Napoleón, antes de ordenar aquella carga de los coraceros de Milhaud, había examinado el terreno, pero no había podido ver ese camino encajonado que no hacía ni una arruga en la superficie de la meseta. No obstante, le había llamado la atención y puesto sobre aviso la capillita blanca que marca el recodo en la calzada de Nivelles y probablemente preguntó al guía Lacoste por la eventualidad de un obstáculo. El guía le contestó que no. Casi podría decirse que de aquel movimiento de la cabeza de un campesino salió la catástrofe de Napoleón.

Iban a surgir otras fatalidades.

¿Era posible que Napoleón ganase aquella batalla? Contestamos que no. ¿Por qué? ¿Debido a Wellington? ¿Debido a Blücher? No. Debido a Dios.

Bonaparte vencedor en Waterloo no entraba ya en las reglas del siglo . Se estaba preparando otra serie de hechos en que ya no había sitio para Napoleón. La mala voluntad de los acontecimientos llevaba mucho tiempo anunciándose.

Ya era hora de que cayera hombre tan dilatado.

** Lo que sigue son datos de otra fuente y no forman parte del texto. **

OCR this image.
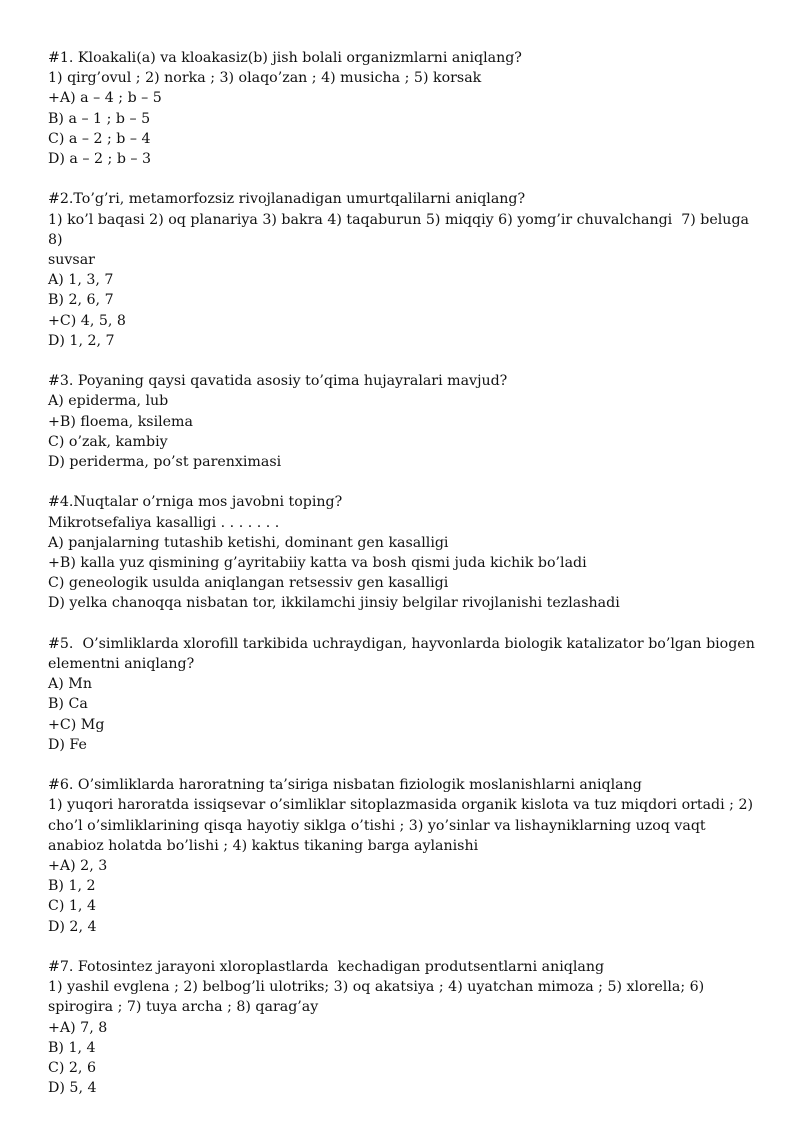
#1. Kloakali(a) va kloakasiz(b) jish bolali organizmlarni aniqlang?
1) qirg’ovul ; 2) norka ; 3) olaqo’zan ; 4) musicha ; 5) korsak
+A) a – 4 ; b – 5
B) a – 1 ; b – 5
C) a – 2 ; b – 4
D) a – 2 ; b – 3
#2.To’g’ri, metamorfozsiz rivojlanadigan umurtqalilarni aniqlang?
1) ko’l baqasi 2) oq planariya 3) bakra 4) taqaburun 5) miqqiy 6) yomg’ir chuvalchangi  7) beluga 8)
suvsar
A) 1, 3, 7
B) 2, 6, 7
+C) 4, 5, 8
D) 1, 2, 7
#3. Poyaning qaysi qavatida asosiy to’qima hujayralari mavjud?
A) epiderma, lub
+B) floema, ksilema
C) o’zak, kambiy
D) periderma, po’st parenximasi
#4.Nuqtalar o’rniga mos javobni toping?
Mikrotsefaliya kasalligi . . . . . . .
A) panjalarning tutashib ketishi, dominant gen kasalligi
+B) kalla yuz qismining g’ayritabiiy katta va bosh qismi juda kichik bo’ladi
C) geneologik usulda aniqlangan retsessiv gen kasalligi
D) yelka chanoqqa nisbatan tor, ikkilamchi jinsiy belgilar rivojlanishi tezlashadi
#5.  O’simliklarda xlorofill tarkibida uchraydigan, hayvonlarda biologik katalizator bo’lgan biogen
elementni aniqlang?
A) Mn
B) Ca
+C) Mg
D) Fe
#6. O’simliklarda haroratning ta’siriga nisbatan fiziologik moslanishlarni aniqlang
1) yuqori haroratda issiqsevar o’simliklar sitoplazmasida organik kislota va tuz miqdori ortadi ; 2)
cho’l o’simliklarining qisqa hayotiy siklga o’tishi ; 3) yo’sinlar va lishayniklarning uzoq vaqt
anabioz holatda bo’lishi ; 4) kaktus tikaning barga aylanishi
+A) 2, 3
B) 1, 2
C) 1, 4
D) 2, 4
#7. Fotosintez jarayoni xloroplastlarda  kechadigan produtsentlarni aniqlang
1) yashil evglena ; 2) belbog’li ulotriks; 3) oq akatsiya ; 4) uyatchan mimoza ; 5) xlorella; 6)
spirogira ; 7) tuya archa ; 8) qarag’ay
+A) 7, 8
B) 1, 4
C) 2, 6
D) 5, 4
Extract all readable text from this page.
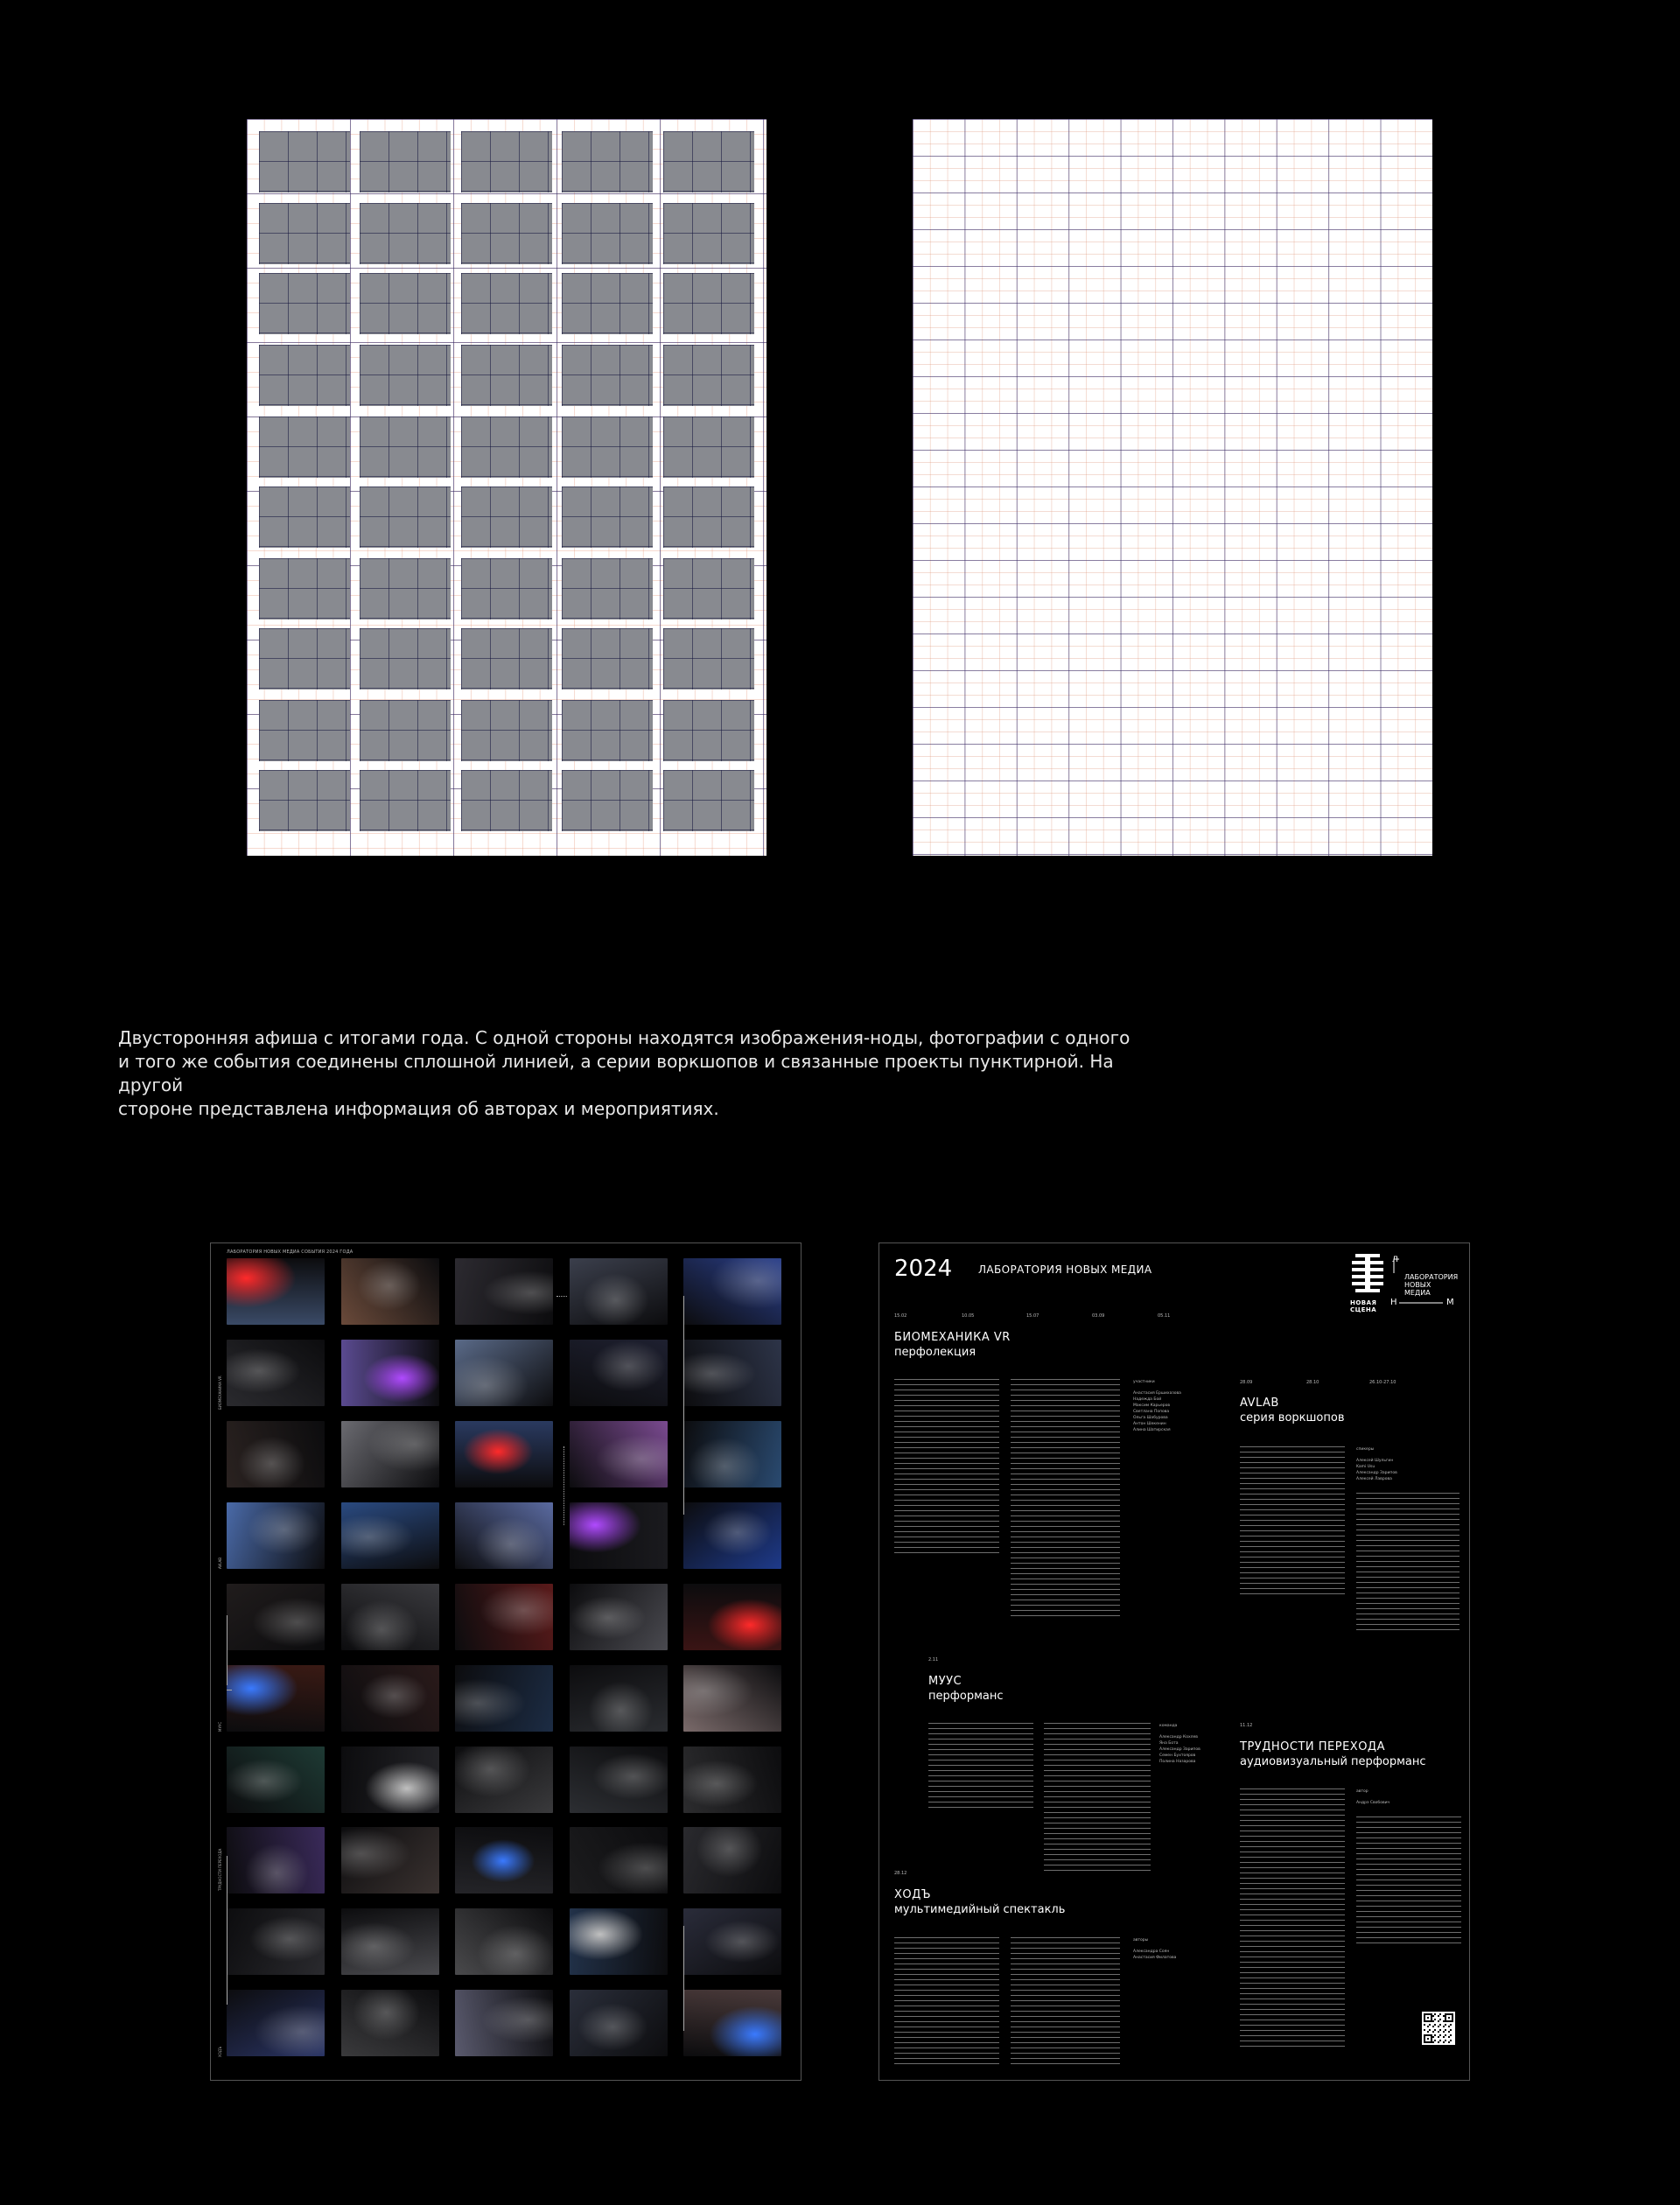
Двусторонняя афиша с итогами года. С одной стороны находятся изображения-ноды, фотографии с одного
и того же события соединены сплошной линией, а серии воркшопов и связанные проекты пунктирной. На другой
стороне представлена информация об авторах и мероприятиях.
ЛАБОРАТОРИЯ НОВЫХ МЕДИА СОБЫТИЯ 2024 ГОДА
БИОМЕХАНИКА VR
AVLAB
МУУС
ТРУДНОСТИ ПЕРЕХОДА
ХОДЪ
2024 ЛАБОРАТОРИЯ НОВЫХ МЕДИА
НОВАЯ
СЦЕНА
Л
ЛАБОРАТОРИЯ
НОВЫХ
МЕДИА
Н	М
15.02	10.05	15.07	03.09	05.11
БИОМЕХАНИКА VR
перфолекция
участники
Анастасия Ершихазова
Надежда Бой
Максим Карьеров
Светлана Попова
Ольга Шабурова
Антон Шекенин
Алина Шатирская
28.09	28.10	26.10-27.10
AVLAB
серия воркшопов
спикеры
Алексей Шульгин
Kami Usu
Александр Зарипов
Алексей Лаврова
2.11
МУУС
перформанс
команда
Александр Кохлев
Яна Бота
Александр Зарипов
Семен Бухтояров
Полина Назарова
11.12
ТРУДНОСТИ ПЕРЕХОДА
аудиовизуальный перформанс
автор
Андрэ Свобович
28.12
ХОДЪ
мультимедийный спектакль
авторы
Александра Соян
Анастасия Филатова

La fuerza de gravedad excesiva de ese hombre en el destino humano alteraba el equilibrio. Aquel individuo tenía más importancia él solo que el grupo universal. Esas plétoras de toda la vitalidad humana concentrada en una única cabeza, el mundo subiéndosele al cerebro a un hombre: si tal cosa duraba, sería mortal para la civilización. A la incorruptible equidad suprema le había llegado el momento de tomar medidas. Posiblemente los principios y los elementos de los que dependen las gravitaciones regulares, tanto en el orden moral cuanto en el material, estaban quejosas. La sangre que humea, la falta de espacio en los cementerios, las madres deshechas en llanto son alegatos temibles. Cuando la tierra padece una sobrecarga, hay misteriosos gemidos de la sombra que el abismo oye.

A Napoleón lo habían denunciado en el infinito y había quedado decidido que caería.

Era una molestia para Dios.

Waterloo no es una batalla; es el cambio de frente del universo.